In the town, the population was spread out, with 11.6% under the age of 18, 5.4% from 18 to 24, 17.9% from 25 to 44, 31.3% from 45 to 64, and 33.9% who were 65 years of age or older. The median age was 56 years. For every 100 females, there were 86.7 males. For every 100 females age 18 and over, there were 80.0 males.
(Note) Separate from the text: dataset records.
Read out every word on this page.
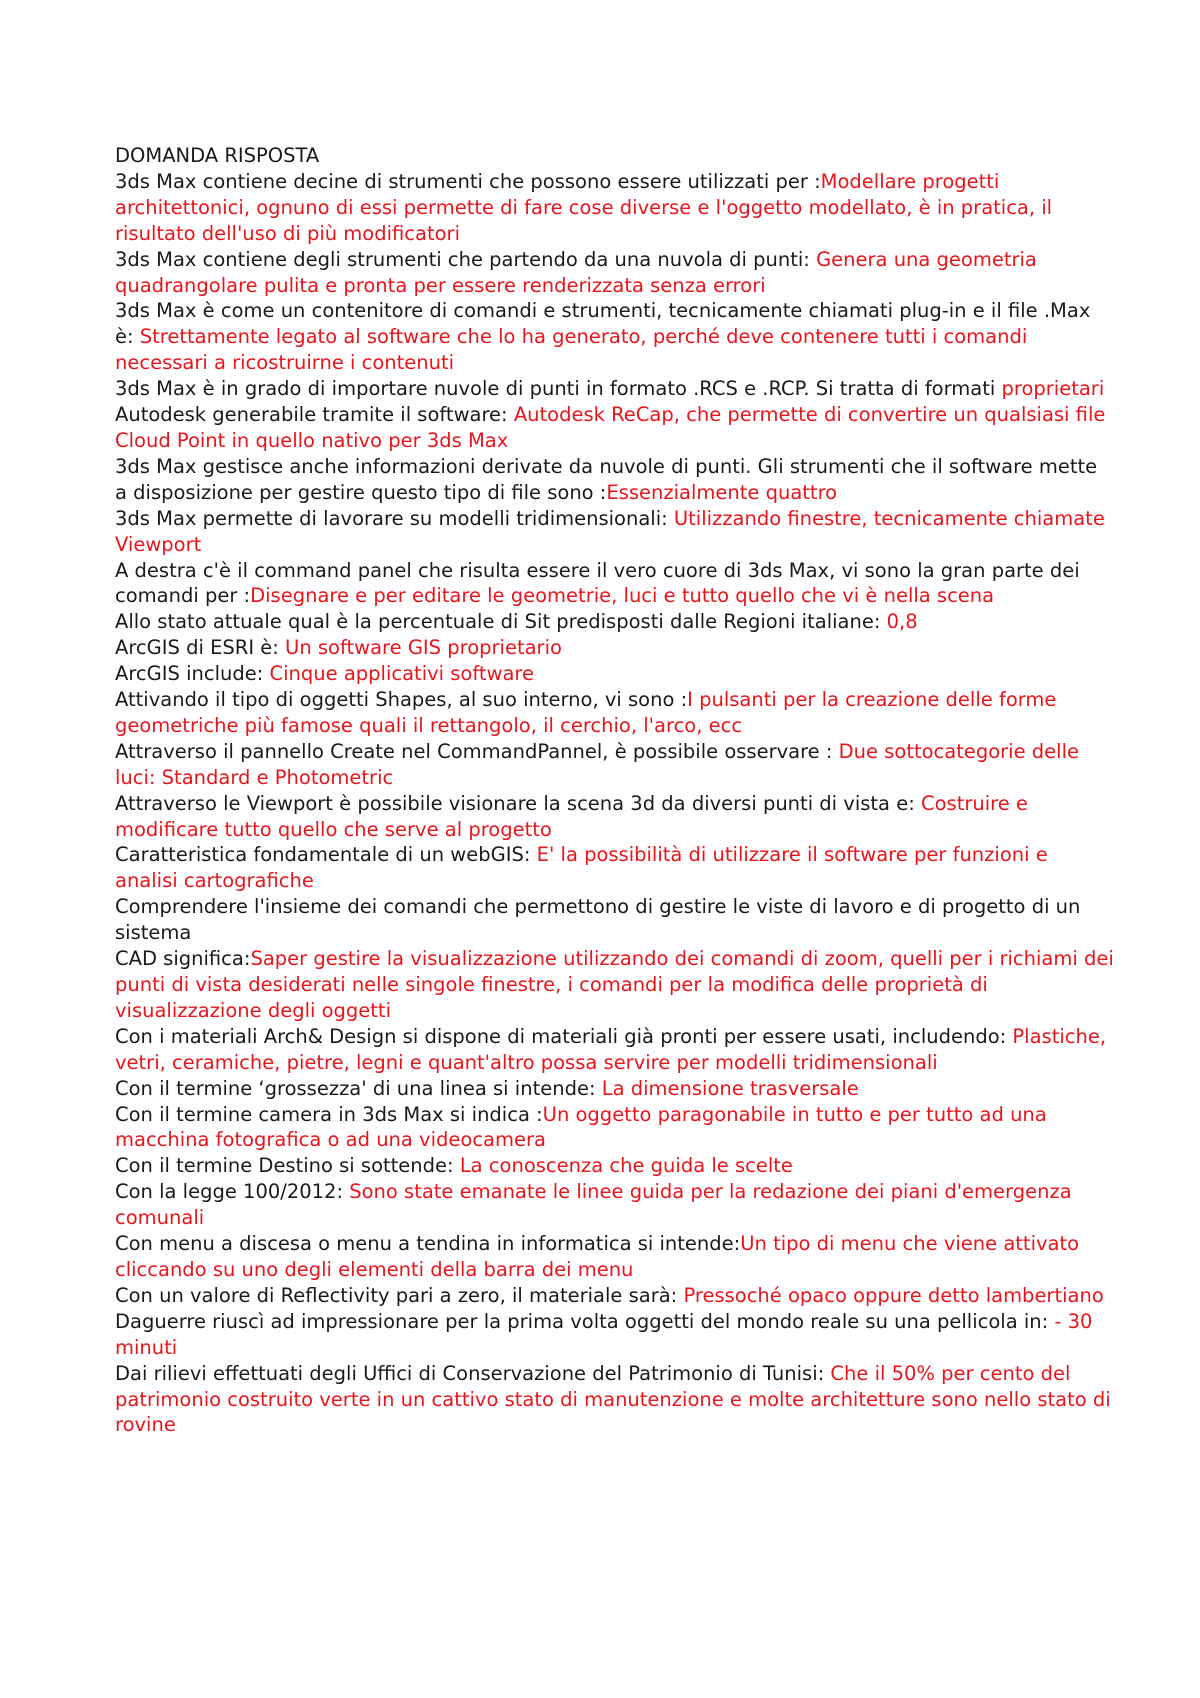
DOMANDA RISPOSTA

3ds Max contiene decine di strumenti che possono essere utilizzati per :Modellare progetti architettonici, ognuno di essi permette di fare cose diverse e l'oggetto modellato, è in pratica, il risultato dell'uso di più modificatori

3ds Max contiene degli strumenti che partendo da una nuvola di punti: Genera una geometria quadrangolare pulita e pronta per essere renderizzata senza errori

3ds Max è come un contenitore di comandi e strumenti, tecnicamente chiamati plug-in e il file .Max è: Strettamente legato al software che lo ha generato, perché deve contenere tutti i comandi necessari a ricostruirne i contenuti

3ds Max è in grado di importare nuvole di punti in formato .RCS e .RCP. Si tratta di formati proprietari

Autodesk generabile tramite il software: Autodesk ReCap, che permette di convertire un qualsiasi file Cloud Point in quello nativo per 3ds Max

3ds Max gestisce anche informazioni derivate da nuvole di punti. Gli strumenti che il software mette a disposizione per gestire questo tipo di file sono :Essenzialmente quattro

3ds Max permette di lavorare su modelli tridimensionali: Utilizzando finestre, tecnicamente chiamate Viewport

A destra c'è il command panel che risulta essere il vero cuore di 3ds Max, vi sono la gran parte dei comandi per :Disegnare e per editare le geometrie, luci e tutto quello che vi è nella scena

Allo stato attuale qual è la percentuale di Sit predisposti dalle Regioni italiane: 0,8

ArcGIS di ESRI è: Un software GIS proprietario

ArcGIS include: Cinque applicativi software

Attivando il tipo di oggetti Shapes, al suo interno, vi sono :I pulsanti per la creazione delle forme geometriche più famose quali il rettangolo, il cerchio, l'arco, ecc

Attraverso il pannello Create nel CommandPannel, è possibile osservare : Due sottocategorie delle luci: Standard e Photometric

Attraverso le Viewport è possibile visionare la scena 3d da diversi punti di vista e: Costruire e modificare tutto quello che serve al progetto

Caratteristica fondamentale di un webGIS: E' la possibilità di utilizzare il software per funzioni e analisi cartografiche

Comprendere l'insieme dei comandi che permettono di gestire le viste di lavoro e di progetto di un sistema

CAD significa:Saper gestire la visualizzazione utilizzando dei comandi di zoom, quelli per i richiami dei punti di vista desiderati nelle singole finestre, i comandi per la modifica delle proprietà di visualizzazione degli oggetti

Con i materiali Arch& Design si dispone di materiali già pronti per essere usati, includendo: Plastiche, vetri, ceramiche, pietre, legni e quant'altro possa servire per modelli tridimensionali

Con il termine ‘grossezza' di una linea si intende: La dimensione trasversale

Con il termine camera in 3ds Max si indica :Un oggetto paragonabile in tutto e per tutto ad una macchina fotografica o ad una videocamera

Con il termine Destino si sottende: La conoscenza che guida le scelte

Con la legge 100/2012: Sono state emanate le linee guida per la redazione dei piani d'emergenza comunali

Con menu a discesa o menu a tendina in informatica si intende:Un tipo di menu che viene attivato cliccando su uno degli elementi della barra dei menu

Con un valore di Reflectivity pari a zero, il materiale sarà: Pressoché opaco oppure detto lambertiano

Daguerre riuscì ad impressionare per la prima volta oggetti del mondo reale su una pellicola in: - 30 minuti

Dai rilievi effettuati degli Uffici di Conservazione del Patrimonio di Tunisi: Che il 50% per cento del patrimonio costruito verte in un cattivo stato di manutenzione e molte architetture sono nello stato di rovine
The median income for a household in the town was $24,028, and the median income for a family was $28,750. Males had a median income of $17,500 versus $20,500 for females. The per capita income for the town was $12,773. There were 11.5% of families and 11.1% of the population living below the poverty line, including no under eighteens and 25.5% of those over 64.

Historical population
| Census | Pop. | Note | %± |
| 1970 | 177 |  | — |
| 1980 | 169 |  | −4.5% |
| 1990 | 161 |  | −4.7% |
| 2000 | 112 |  | −30.4% |
| 2010 | 134 |  | 19.6% |
| 2020 | 115 |  | −14.2% |
U.S. Decennial Census

==Education==
Marietta is served by the Pewitt Consolidated Independent School District. Prior to September 1, 2008, it was served by the Marietta Independent School District.

Since Marietta is in Pewitt CISD, its community college is Northeast Texas Community College.

== Town government ==
Marietta is a Type B General Law Municipality, with a mayor, a five person city council and a city manager.